Voters will see two fewer questions on November’s ballot as a result of the Legislature’s special session this week. The two were extreme reactions to the higher property taxes property owners are dealing with, and would have limited school funding and required considerable revenue backfill from the state. One, had it passed, would have been added to the constitution.
The governor and legislative leadership of both parties agreed to a valuation reduction of about 2% for residential owners and about 7% for commercial property owners, the latter being unusually high.
They are worth about $50 on a $500,000 home and about $800 on a $3 million commercial property, with a total reduction in state revenue of about $250 million annually.
A cap on school taxation was set at 6% unless inflation is higher and 5.25% for other categories, both of which can be exceeded by voters.

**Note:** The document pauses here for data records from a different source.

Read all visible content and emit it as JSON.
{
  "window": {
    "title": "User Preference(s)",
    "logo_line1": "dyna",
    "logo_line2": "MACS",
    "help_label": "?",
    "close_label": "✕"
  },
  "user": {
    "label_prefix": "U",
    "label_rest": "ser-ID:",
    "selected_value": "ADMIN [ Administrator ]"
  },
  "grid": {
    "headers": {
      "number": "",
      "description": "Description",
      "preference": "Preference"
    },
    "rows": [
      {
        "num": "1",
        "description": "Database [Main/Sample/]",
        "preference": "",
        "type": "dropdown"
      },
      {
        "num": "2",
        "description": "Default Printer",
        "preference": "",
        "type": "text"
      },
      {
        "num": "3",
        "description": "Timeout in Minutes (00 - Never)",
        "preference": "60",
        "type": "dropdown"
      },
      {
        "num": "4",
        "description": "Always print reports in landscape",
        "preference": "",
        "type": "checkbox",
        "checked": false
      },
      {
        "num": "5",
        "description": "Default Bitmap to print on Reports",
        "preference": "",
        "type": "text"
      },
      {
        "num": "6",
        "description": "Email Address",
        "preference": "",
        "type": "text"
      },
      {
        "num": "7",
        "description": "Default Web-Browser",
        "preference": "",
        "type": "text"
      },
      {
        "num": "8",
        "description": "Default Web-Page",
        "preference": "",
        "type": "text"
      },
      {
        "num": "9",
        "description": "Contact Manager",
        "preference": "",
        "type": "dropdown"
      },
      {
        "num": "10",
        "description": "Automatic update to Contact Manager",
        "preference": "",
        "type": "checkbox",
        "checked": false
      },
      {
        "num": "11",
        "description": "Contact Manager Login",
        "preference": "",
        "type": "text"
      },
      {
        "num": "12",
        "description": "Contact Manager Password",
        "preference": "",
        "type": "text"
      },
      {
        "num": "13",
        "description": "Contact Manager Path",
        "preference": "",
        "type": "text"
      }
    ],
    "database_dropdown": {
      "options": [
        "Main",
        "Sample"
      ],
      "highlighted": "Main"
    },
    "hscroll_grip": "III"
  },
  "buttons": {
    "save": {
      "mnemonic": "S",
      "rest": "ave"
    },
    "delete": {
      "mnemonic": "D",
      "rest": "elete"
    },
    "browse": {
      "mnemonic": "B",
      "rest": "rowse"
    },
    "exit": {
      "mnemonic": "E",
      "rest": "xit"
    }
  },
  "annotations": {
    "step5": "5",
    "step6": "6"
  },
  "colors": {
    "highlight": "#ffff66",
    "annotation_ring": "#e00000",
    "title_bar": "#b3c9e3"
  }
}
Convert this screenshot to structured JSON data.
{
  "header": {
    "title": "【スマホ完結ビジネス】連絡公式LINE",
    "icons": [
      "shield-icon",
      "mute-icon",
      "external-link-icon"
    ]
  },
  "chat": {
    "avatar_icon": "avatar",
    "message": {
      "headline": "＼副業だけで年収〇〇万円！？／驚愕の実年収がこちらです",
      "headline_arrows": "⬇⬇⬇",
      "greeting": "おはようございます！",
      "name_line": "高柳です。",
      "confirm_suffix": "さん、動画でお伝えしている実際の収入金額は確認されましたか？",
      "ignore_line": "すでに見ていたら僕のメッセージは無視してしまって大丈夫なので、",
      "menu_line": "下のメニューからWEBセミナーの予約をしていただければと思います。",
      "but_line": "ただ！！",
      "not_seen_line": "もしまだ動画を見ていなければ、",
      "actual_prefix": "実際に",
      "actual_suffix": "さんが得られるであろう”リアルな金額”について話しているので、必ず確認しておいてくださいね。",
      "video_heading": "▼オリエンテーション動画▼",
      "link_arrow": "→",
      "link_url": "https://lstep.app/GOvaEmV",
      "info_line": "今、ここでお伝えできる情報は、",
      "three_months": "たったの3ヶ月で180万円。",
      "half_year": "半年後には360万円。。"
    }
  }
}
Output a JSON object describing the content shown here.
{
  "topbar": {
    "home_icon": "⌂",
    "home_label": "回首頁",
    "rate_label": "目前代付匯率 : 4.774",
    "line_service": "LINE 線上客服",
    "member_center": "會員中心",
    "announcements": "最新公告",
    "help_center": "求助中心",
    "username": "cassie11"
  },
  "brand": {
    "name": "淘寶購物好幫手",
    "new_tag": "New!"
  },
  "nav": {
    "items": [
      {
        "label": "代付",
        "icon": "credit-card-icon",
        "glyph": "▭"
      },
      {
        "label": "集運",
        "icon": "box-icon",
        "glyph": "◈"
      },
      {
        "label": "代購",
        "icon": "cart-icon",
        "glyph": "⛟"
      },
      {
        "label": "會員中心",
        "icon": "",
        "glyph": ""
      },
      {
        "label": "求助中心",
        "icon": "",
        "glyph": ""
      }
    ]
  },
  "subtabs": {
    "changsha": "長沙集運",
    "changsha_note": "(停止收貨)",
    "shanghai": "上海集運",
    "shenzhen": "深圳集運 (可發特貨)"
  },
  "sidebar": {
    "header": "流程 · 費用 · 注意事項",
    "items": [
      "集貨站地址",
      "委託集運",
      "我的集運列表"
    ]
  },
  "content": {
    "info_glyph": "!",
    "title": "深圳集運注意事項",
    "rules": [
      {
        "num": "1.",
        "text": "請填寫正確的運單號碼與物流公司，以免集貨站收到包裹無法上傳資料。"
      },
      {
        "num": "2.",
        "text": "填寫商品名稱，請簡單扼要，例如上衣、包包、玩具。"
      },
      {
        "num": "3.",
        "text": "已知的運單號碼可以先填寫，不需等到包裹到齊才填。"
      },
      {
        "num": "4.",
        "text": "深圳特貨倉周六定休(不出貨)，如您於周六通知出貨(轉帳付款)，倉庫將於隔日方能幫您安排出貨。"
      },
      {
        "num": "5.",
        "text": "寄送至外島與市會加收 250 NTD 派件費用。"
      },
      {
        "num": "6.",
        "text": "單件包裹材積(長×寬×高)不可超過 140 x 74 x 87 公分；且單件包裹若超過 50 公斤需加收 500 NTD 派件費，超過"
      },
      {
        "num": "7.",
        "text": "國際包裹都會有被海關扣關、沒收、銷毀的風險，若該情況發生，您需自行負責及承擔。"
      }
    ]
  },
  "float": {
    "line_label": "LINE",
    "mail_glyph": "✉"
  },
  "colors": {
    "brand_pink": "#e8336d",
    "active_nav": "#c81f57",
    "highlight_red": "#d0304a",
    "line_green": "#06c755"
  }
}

But don’t look for the reductions, and caps, to appear in the 2024 tax bills received early in 2025; they will be effective one year later.
The renewed attention to further reducing property taxes after the regular session ended was the fear that the two signature-gathered questions, had they passed, would have cut too deeply into the funding for schools and tax-funded organizations, requiring support from the state, which it did not have.
That there was no guarantee that the two questions would have passed, their advocates were amenable to giving up the extremes to help create legislation that was more tax-limiting than existed earlier.
Not all legislators were pleased with the result. That the negotiations largely involved only leadership and the governor rankled some – components of the agreement were in place from conversations before convening the Legislature – while some Democrats thought the final tax reductions should be smaller.
We side with House and Senate members who rightly expected to play a role in shaping a solution and instead found themselves near the sidelines, but we’re pleased that the outcome looks to be something that respects property owners’ pocketbooks at the same time it supports the budgets of so many tax-funded organizations in Colorado, especially public schools.